10月に改訂された労働者の最低賃金は全国平均で1002円となり、初めて1000円を超えました。ただし他のOECD加盟国と比べると依然として低い水準であり、さらなる賃金アップが必須なのは自明でしょう。岸田文雄首相も2030年の半ばまでには、最低賃金の全国平均を1500円にすると宣言しています。
一方で「最低賃金をアップさせると倒産や人員の厳選などにより、雇用の機会が失われ失業者が増える」という意見もあります。果たしてそれは本当なのでしょうか?
「最低賃金を上げると倒産や人員の厳選などにより失業者が増える」という考え方は、経済学の世界では長くあったようです。しかし2021年にノーベル経済学賞を受賞したDavid Card氏のように「最低賃金の上昇が10代の労働者の雇用率を引き下げている証左は認められない」との見解を示す経済学者もいます。
また、最低賃金の上昇率が著しい米国や韓国の失業率は、8月時点で米国が3.8%、韓国が2.4%と、日本の2.7%と比べて高すぎるわけではありません。失業率の集計方法は国によっても異なるので、この結果だけを見て判断はできないものの、筆者は3つの理由から、最低賃金を上げても失業率は急激には悪化しないと考えています。

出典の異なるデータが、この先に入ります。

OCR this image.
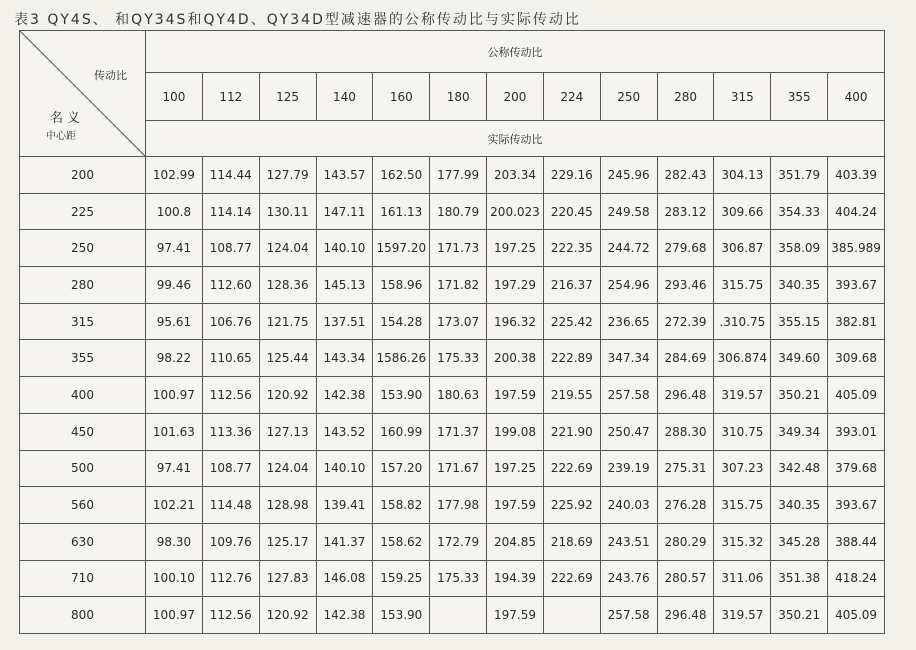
表3 QY4S、 和QY34S和QY4D、QY34D型减速器的公称传动比与实际传动比
传动比
名义
中心距	公称传动比												
	100	112	125	140	160	180	200	224	250	280	315	355	400
	实际传动比												
200	102.99	114.44	127.79	143.57	162.50	177.99	203.34	229.16	245.96	282.43	304.13	351.79	403.39
225	100.8	114.14	130.11	147.11	161.13	180.79	200.023	220.45	249.58	283.12	309.66	354.33	404.24
250	97.41	108.77	124.04	140.10	1597.20	171.73	197.25	222.35	244.72	279.68	306.87	358.09	385.989
280	99.46	112.60	128.36	145.13	158.96	171.82	197.29	216.37	254.96	293.46	315.75	340.35	393.67
315	95.61	106.76	121.75	137.51	154.28	173.07	196.32	225.42	236.65	272.39	.310.75	355.15	382.81
355	98.22	110.65	125.44	143.34	1586.26	175.33	200.38	222.89	347.34	284.69	306.874	349.60	309.68
400	100.97	112.56	120.92	142.38	153.90	180.63	197.59	219.55	257.58	296.48	319.57	350.21	405.09
450	101.63	113.36	127.13	143.52	160.99	171.37	199.08	221.90	250.47	288.30	310.75	349.34	393.01
500	97.41	108.77	124.04	140.10	157.20	171.67	197.25	222.69	239.19	275.31	307.23	342.48	379.68
560	102.21	114.48	128.98	139.41	158.82	177.98	197.59	225.92	240.03	276.28	315.75	340.35	393.67
630	98.30	109.76	125.17	141.37	158.62	172.79	204.85	218.69	243.51	280.29	315.32	345.28	388.44
710	100.10	112.76	127.83	146.08	159.25	175.33	194.39	222.69	243.76	280.57	311.06	351.38	418.24
800	100.97	112.56	120.92	142.38	153.90		197.59		257.58	296.48	319.57	350.21	405.09
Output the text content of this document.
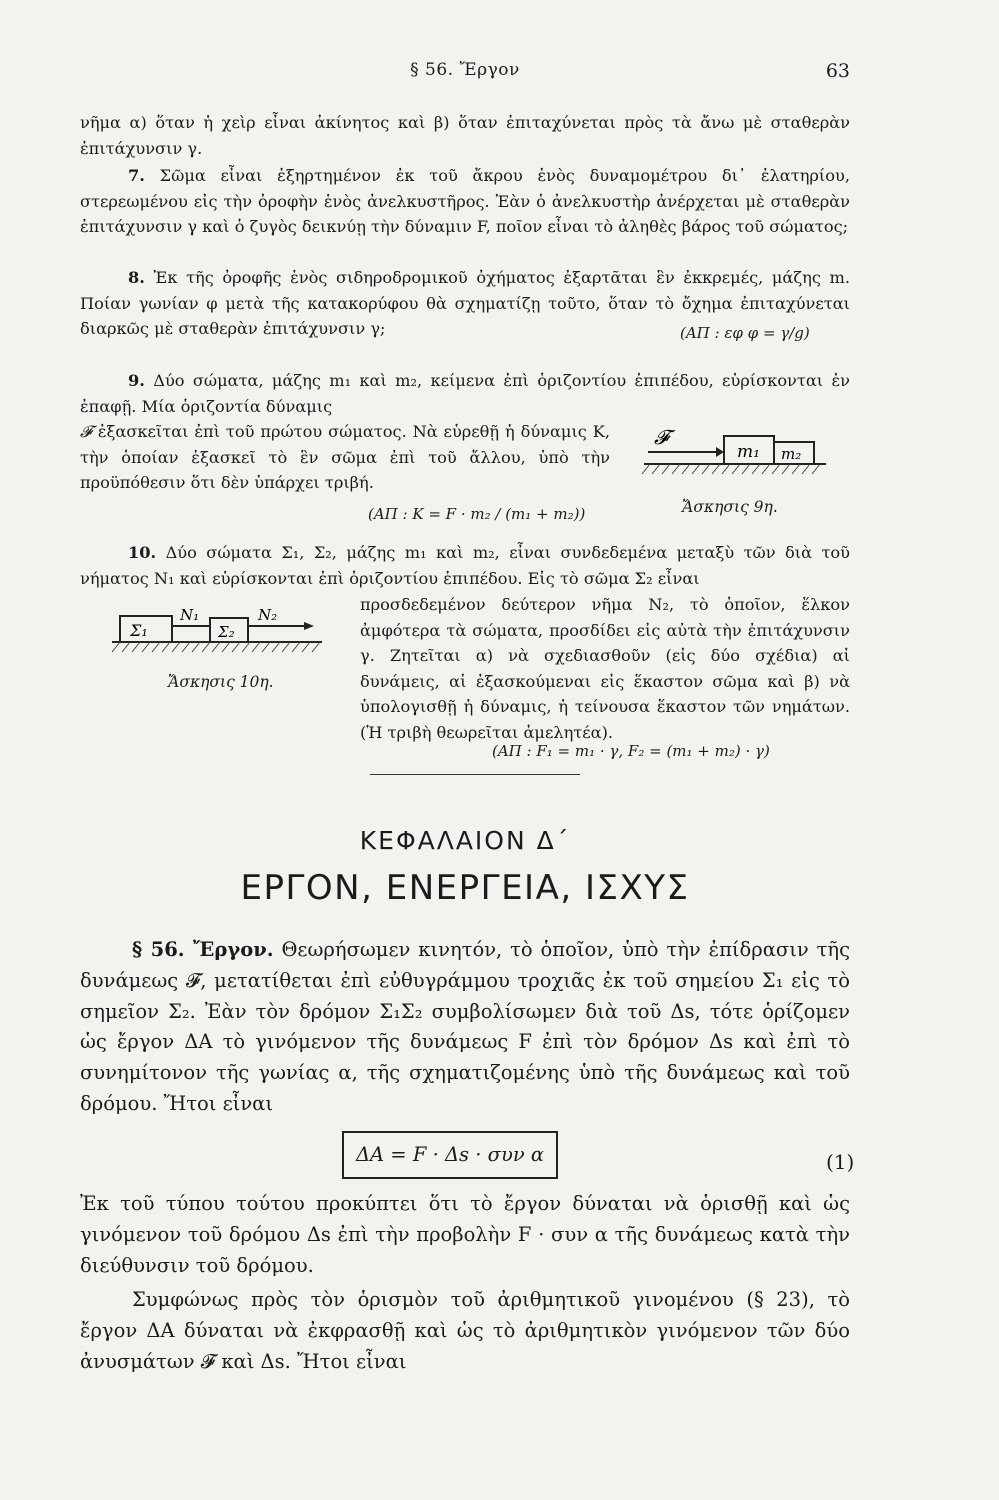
§ 56. Ἔργον	63
νῆμα α) ὅταν ἡ χεὶρ εἶναι ἀκίνητος καὶ β) ὅταν ἐπιταχύνεται πρὸς τὰ ἄνω μὲ σταθερὰν ἐπιτάχυνσιν γ.
7. Σῶμα εἶναι ἐξηρτημένον ἐκ τοῦ ἄκρου ἑνὸς δυναμομέτρου δι᾽ ἐλατηρίου, στερεωμένου εἰς τὴν ὀροφὴν ἑνὸς ἀνελκυστῆρος. Ἐὰν ὁ ἀνελκυστὴρ ἀνέρχεται μὲ σταθερὰν ἐπιτάχυνσιν γ καὶ ὁ ζυγὸς δεικνύῃ τὴν δύναμιν F, ποῖον εἶναι τὸ ἀληθὲς βάρος τοῦ σώματος;
8. Ἐκ τῆς ὀροφῆς ἑνὸς σιδηροδρομικοῦ ὀχήματος ἐξαρτᾶται ἓν ἐκκρεμές, μάζης m. Ποίαν γωνίαν φ μετὰ τῆς κατακορύφου θὰ σχηματίζῃ τοῦτο, ὅταν τὸ ὄχημα ἐπιταχύνεται διαρκῶς μὲ σταθερὰν ἐπιτάχυνσιν γ;	(ΑΠ : εφ φ = γ/g)
9. Δύο σώματα, μάζης m₁ καὶ m₂, κείμενα ἐπὶ ὁριζοντίου ἐπιπέδου, εὑρίσκονται ἐν ἐπαφῇ. Μία ὁριζοντία δύναμις
𝓕 ἐξασκεῖται ἐπὶ τοῦ πρώτου σώματος. Νὰ εὑρεθῇ ἡ δύναμις K, τὴν ὁποίαν ἐξασκεῖ τὸ ἓν σῶμα ἐπὶ τοῦ ἄλλου, ὑπὸ τὴν προϋπόθεσιν ὅτι δὲν ὑπάρχει τριβή.
𝓕
m₁ m₂
Ἄσκησις 9η.
(ΑΠ : K = F · m₂ / (m₁ + m₂))
10. Δύο σώματα Σ₁, Σ₂, μάζης m₁ καὶ m₂, εἶναι συνδεδεμένα μεταξὺ τῶν διὰ τοῦ νήματος N₁ καὶ εὑρίσκονται ἐπὶ ὁριζοντίου ἐπιπέδου. Εἰς τὸ σῶμα Σ₂ εἶναι
προσδεδεμένον δεύτερον νῆμα N₂, τὸ ὁποῖον, ἕλκον ἀμφότερα τὰ σώματα, προσδίδει εἰς αὐτὰ τὴν ἐπιτάχυνσιν γ. Ζητεῖται α) νὰ σχεδιασθοῦν (εἰς δύο σχέδια) αἱ δυνάμεις, αἱ ἐξασκούμεναι εἰς ἕκαστον σῶμα καὶ β) νὰ ὑπολογισθῇ ἡ δύναμις, ἡ τείνουσα ἕκαστον τῶν νημάτων. (Ἡ τριβὴ θεωρεῖται ἀμελητέα).
Σ₁	Σ₂
N₁	N₂
Ἄσκησις 10η.
(ΑΠ : F₁ = m₁ · γ, F₂ = (m₁ + m₂) · γ)
ΚΕΦΑΛΑΙΟΝ Δ΄
ΕΡΓΟΝ, ΕΝΕΡΓΕΙΑ, ΙΣΧΥΣ
§ 56. Ἔργον. Θεωρήσωμεν κινητόν, τὸ ὁποῖον, ὑπὸ τὴν ἐπίδρασιν τῆς δυνάμεως 𝓕, μετατίθεται ἐπὶ εὐθυγράμμου τροχιᾶς ἐκ τοῦ σημείου Σ₁ εἰς τὸ σημεῖον Σ₂. Ἐὰν τὸν δρόμον Σ₁Σ₂ συμβολίσωμεν διὰ τοῦ Δs, τότε ὁρίζομεν ὡς ἔργον ΔΑ τὸ γινόμενον τῆς δυνάμεως F ἐπὶ τὸν δρόμον Δs καὶ ἐπὶ τὸ συνημίτονον τῆς γωνίας α, τῆς σχηματιζομένης ὑπὸ τῆς δυνάμεως καὶ τοῦ δρόμου. Ἤτοι εἶναι
ΔΑ = F · Δs · συν α	(1)
Ἐκ τοῦ τύπου τούτου προκύπτει ὅτι τὸ ἔργον δύναται νὰ ὁρισθῇ καὶ ὡς γινόμενον τοῦ δρόμου Δs ἐπὶ τὴν προβολὴν F · συν α τῆς δυνάμεως κατὰ τὴν διεύθυνσιν τοῦ δρόμου.
Συμφώνως πρὸς τὸν ὁρισμὸν τοῦ ἀριθμητικοῦ γινομένου (§ 23), τὸ ἔργον ΔΑ δύναται νὰ ἐκφρασθῇ καὶ ὡς τὸ ἀριθμητικὸν γινόμενον τῶν δύο ἀνυσμάτων 𝓕 καὶ Δs. Ἤτοι εἶναι
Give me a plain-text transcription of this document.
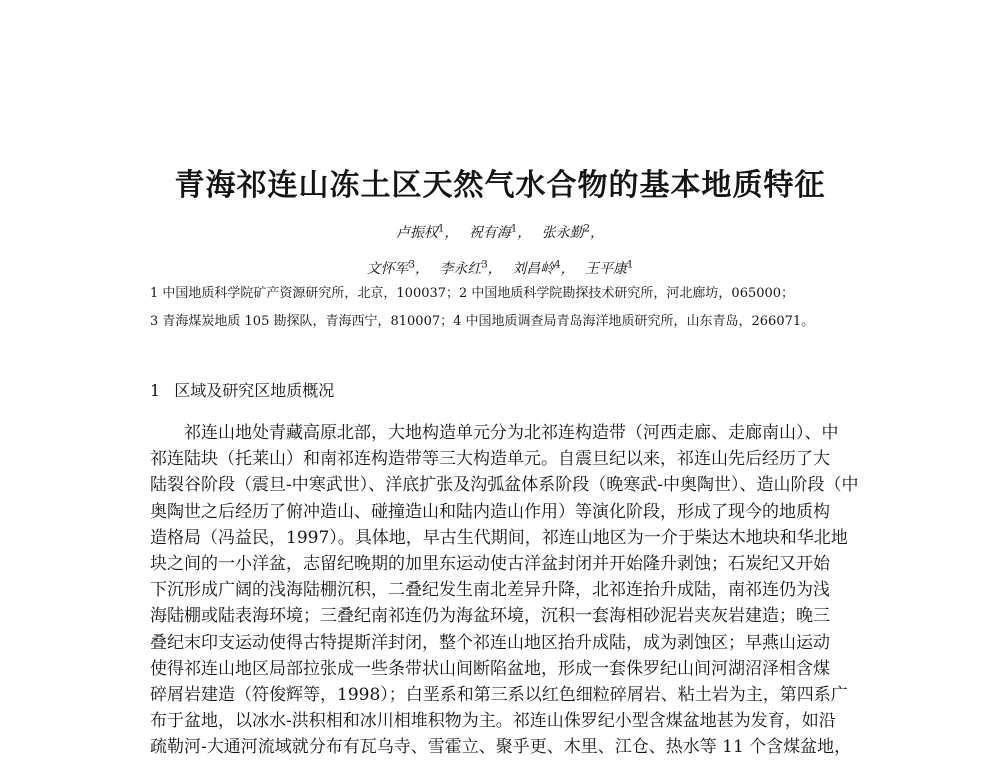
青海祁连山冻土区天然气水合物的基本地质特征
卢振权$^1$， 祝有海$^1$， 张永勤$^2$，
文怀军$^3$， 李永红$^3$， 刘昌岭$^4$， 王平康$^1$
1 中国地质科学院矿产资源研究所，北京，100037；2 中国地质科学院勘探技术研究所，河北廊坊，065000；
3 青海煤炭地质 105 勘探队，青海西宁，810007；4 中国地质调查局青岛海洋地质研究所，山东青岛，266071。
1 区域及研究区地质概况
祁连山地处青藏高原北部，大地构造单元分为北祁连构造带（河西走廊、走廊南山）、中
祁连陆块（托莱山）和南祁连构造带等三大构造单元。自震旦纪以来，祁连山先后经历了大
陆裂谷阶段（震旦-中寒武世）、洋底扩张及沟弧盆体系阶段（晚寒武-中奥陶世）、造山阶段（中
奥陶世之后经历了俯冲造山、碰撞造山和陆内造山作用）等演化阶段，形成了现今的地质构
造格局（冯益民，1997）。具体地，早古生代期间，祁连山地区为一介于柴达木地块和华北地
块之间的一小洋盆，志留纪晚期的加里东运动使古洋盆封闭并开始隆升剥蚀；石炭纪又开始
下沉形成广阔的浅海陆棚沉积，二叠纪发生南北差异升降，北祁连抬升成陆，南祁连仍为浅
海陆棚或陆表海环境；三叠纪南祁连仍为海盆环境，沉积一套海相砂泥岩夹灰岩建造；晚三
叠纪末印支运动使得古特提斯洋封闭，整个祁连山地区抬升成陆，成为剥蚀区；早燕山运动
使得祁连山地区局部拉张成一些条带状山间断陷盆地，形成一套侏罗纪山间河湖沼泽相含煤
碎屑岩建造（符俊辉等，1998）；白垩系和第三系以红色细粒碎屑岩、粘土岩为主，第四系广
布于盆地，以冰水-洪积相和冰川相堆积物为主。祁连山侏罗纪小型含煤盆地甚为发育，如沿
疏勒河-大通河流域就分布有瓦乌寺、雪霍立、聚乎更、木里、江仓、热水等 11 个含煤盆地，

1つ目は、日本における最低賃金はパート社員など非正規で働く人を対象としたもので、正社員の給与と差があるからです。最低賃金が最も高い東京都でも、時給の最低賃金を月額に換算すると17万8080円です。23年の大卒初任給の21万8324円と比較すると低い額にとどまります。中途採用の給与も大卒初任給以上に設定する企業が多いですから、今後さらなる最低賃金アップがあったとして採用枠を縮小することは考えにくいです。